Depictions of bored, amoral youth seeking the social-media spotlight often suffer from sledgehammer-subtle depictions of youth and out-of-touch depictions of social media. When films commenting on the corrosive effects of social media are good, they are very good: think Ingrid Goes West; Like Me; or last year’s Bodies Bodies Bodies. Each of these efforts are keyed into the boredom and delusion that play into depictions of online celebrity.

The kids in Where the Scary Things Are aren’t on the level of the junior sociopaths in a Larry Clark film, but they are well on their way. After being caught breaking into a Halloween park (Field of Screams in Lancaster, PA), the group is sent home. Writer-director B. Harrison Smith stages the parental fallout in a heavy-handed way that nonetheless gives valuable insight into the kids’ home lives, and the type of discipline they are (or aren’t) receiving.

But the youth – led by Ayla (Selina Flanscha, in a breakout performance) – are not “all good” or “all bad” per se. Even the adaptation of Jack Ketchum’s The Girl Next Door reimagined characters to provide a somewhat moral center. Here, we have hangers-on like the soft-spoken, diabetic Mighty (Riley Sullivan) and the conflicted yet consistently peer-pressured Snack (Peter Cote). Even the characters who appear on track to become future prison statistics are not without moments of relatability. In coming-of-age horror films like Deadgirl, teenagers are either on the edge of committing horrible acts…or diving full-on into the abyss simply because they can.

Angst can manifest in abused or neglected kids by bullying those weaker than them. When these teens are given the assignment of “creating an urban legend” for a class project, a real one literally falls at their feet. Looking like the Tarman from Return of the Living Dead, Lockjaw (whom the kids rename “Crocamole” to fit the fiction of their project) subsists on the fear of its victims. When the kids chain it up in an unused part of the Halloween park, they see an opportunity not only to ace the project, but get even with people they dislike.

Smith creates an atmosphere of desensitization from the outset – the kids’ “clubhouse” is a room with a replica of a disemboweled corpse on a dinner table – and depicts the teens as always seeking an adrenaline rush. This, coupled with a sense of indestructibility, leads to a reduced understanding of physical and moral consequences. 

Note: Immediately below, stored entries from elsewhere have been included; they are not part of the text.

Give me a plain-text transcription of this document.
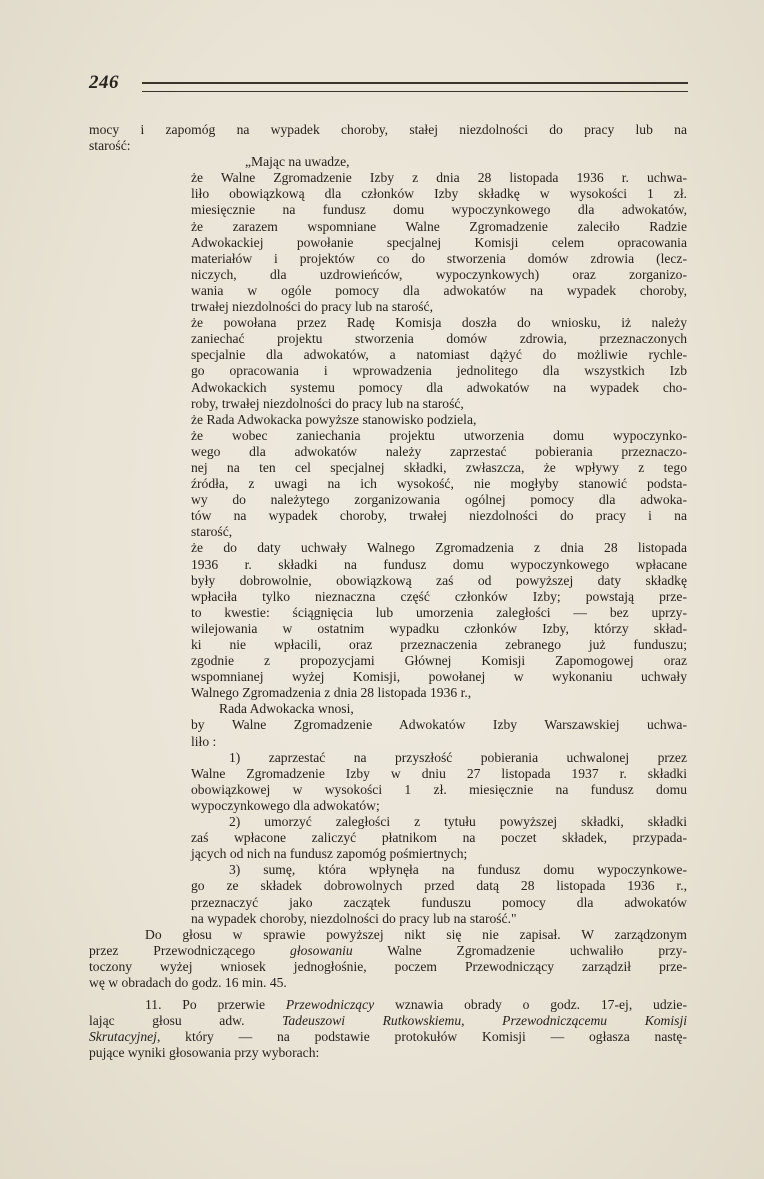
246
mocy i zapomóg na wypadek choroby, stałej niezdolności do pracy lub na
starość:
„Mając na uwadze,
że Walne Zgromadzenie Izby z dnia 28 listopada 1936 r. uchwa-
liło obowiązkową dla członków Izby składkę w wysokości 1 zł.
miesięcznie na fundusz domu wypoczynkowego dla adwokatów,
że zarazem wspomniane Walne Zgromadzenie zaleciło Radzie
Adwokackiej powołanie specjalnej Komisji celem opracowania
materiałów i projektów co do stworzenia domów zdrowia (lecz-
niczych, dla uzdrowieńców, wypoczynkowych) oraz zorganizo-
wania w ogóle pomocy dla adwokatów na wypadek choroby,
trwałej niezdolności do pracy lub na starość,
że powołana przez Radę Komisja doszła do wniosku, iż należy
zaniechać projektu stworzenia domów zdrowia, przeznaczonych
specjalnie dla adwokatów, a natomiast dążyć do możliwie rychle-
go opracowania i wprowadzenia jednolitego dla wszystkich Izb
Adwokackich systemu pomocy dla adwokatów na wypadek cho-
roby, trwałej niezdolności do pracy lub na starość,
że Rada Adwokacka powyższe stanowisko podziela,
że wobec zaniechania projektu utworzenia domu wypoczynko-
wego dla adwokatów należy zaprzestać pobierania przeznaczo-
nej na ten cel specjalnej składki, zwłaszcza, że wpływy z tego
źródła, z uwagi na ich wysokość, nie mogłyby stanowić podsta-
wy do należytego zorganizowania ogólnej pomocy dla adwoka-
tów na wypadek choroby, trwałej niezdolności do pracy i na
starość,
że do daty uchwały Walnego Zgromadzenia z dnia 28 listopada
1936 r. składki na fundusz domu wypoczynkowego wpłacane
były dobrowolnie, obowiązkową zaś od powyższej daty składkę
wpłaciła tylko nieznaczna część członków Izby; powstają prze-
to kwestie: ściągnięcia lub umorzenia zaległości — bez uprzy-
wilejowania w ostatnim wypadku członków Izby, którzy skład-
ki nie wpłacili, oraz przeznaczenia zebranego już funduszu;
zgodnie z propozycjami Głównej Komisji Zapomogowej oraz
wspomnianej wyżej Komisji, powołanej w wykonaniu uchwały
Walnego Zgromadzenia z dnia 28 listopada 1936 r.,
Rada Adwokacka wnosi,
by Walne Zgromadzenie Adwokatów Izby Warszawskiej uchwa-
liło :
1) zaprzestać na przyszłość pobierania uchwalonej przez
Walne Zgromadzenie Izby w dniu 27 listopada 1937 r. składki
obowiązkowej w wysokości 1 zł. miesięcznie na fundusz domu
wypoczynkowego dla adwokatów;
2) umorzyć zaległości z tytułu powyższej składki, składki
zaś wpłacone zaliczyć płatnikom na poczet składek, przypada-
jących od nich na fundusz zapomóg pośmiertnych;
3) sumę, która wpłynęła na fundusz domu wypoczynkowe-
go ze składek dobrowolnych przed datą 28 listopada 1936 r.,
przeznaczyć jako zaczątek funduszu pomocy dla adwokatów
na wypadek choroby, niezdolności do pracy lub na starość."
Do głosu w sprawie powyższej nikt się nie zapisał. W zarządzonym
przez Przewodniczącego głosowaniu Walne Zgromadzenie uchwaliło przy-
toczony wyżej wniosek jednogłośnie, poczem Przewodniczący zarządził prze-
wę w obradach do godz. 16 min. 45.
11. Po przerwie Przewodniczący wznawia obrady o godz. 17-ej, udzie-
lając głosu adw. Tadeuszowi Rutkowskiemu, Przewodniczącemu Komisji
Skrutacyjnej, który — na podstawie protokułów Komisji — ogłasza nastę-
pujące wyniki głosowania przy wyborach:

The script doesn’t affix a default “blame” to any of the characters, but shows how even the most good-natured intentions can create ripple effects that result in death and destruction. Mr. Lewis (Paul Cottman) is the teacher who assigns the “urban legend” project, and is clearly concerned with his students’ inability to discern fact from fiction. Not only does he have to deal with the everyday bureaucracy of the public education system; he also must take his students to task for the disturbing “reality” of their gone-viral “creation.” In the end, even authority figures tasked with teaching the up-and-coming generation aren’t immune to repercussions.

John Avarese’s score is appropriately moody, lending a distinctive weight to the proceedings. It’s ominous without being generic, and one of the film’s standout technical achievements. That said, the conceptualization of Lockjaw/Crocamole is admirably minimalist – a sentient black void that, in a none-too-subtle way, acts as a mirror to the cruelties visited upon it. Smith wisely keeps the creature in low light, thus accentuating the details most obvious to the naked eye.Films that address the seamy side of teen life – or just life in general – and don’t paint the world as all ice cream, rainbows and falling in love often face an uphill battle, especially when done well. Where the Scary Things Are may not have the overt exploitation elements of a Larry Clark film, but it is honest about its subject. Those who can look past the actions and attitudes of these characters and view the commentary beneath will be rewarded with a thoughtful – albeit frequently and appropriately unpleasant – take on humanity.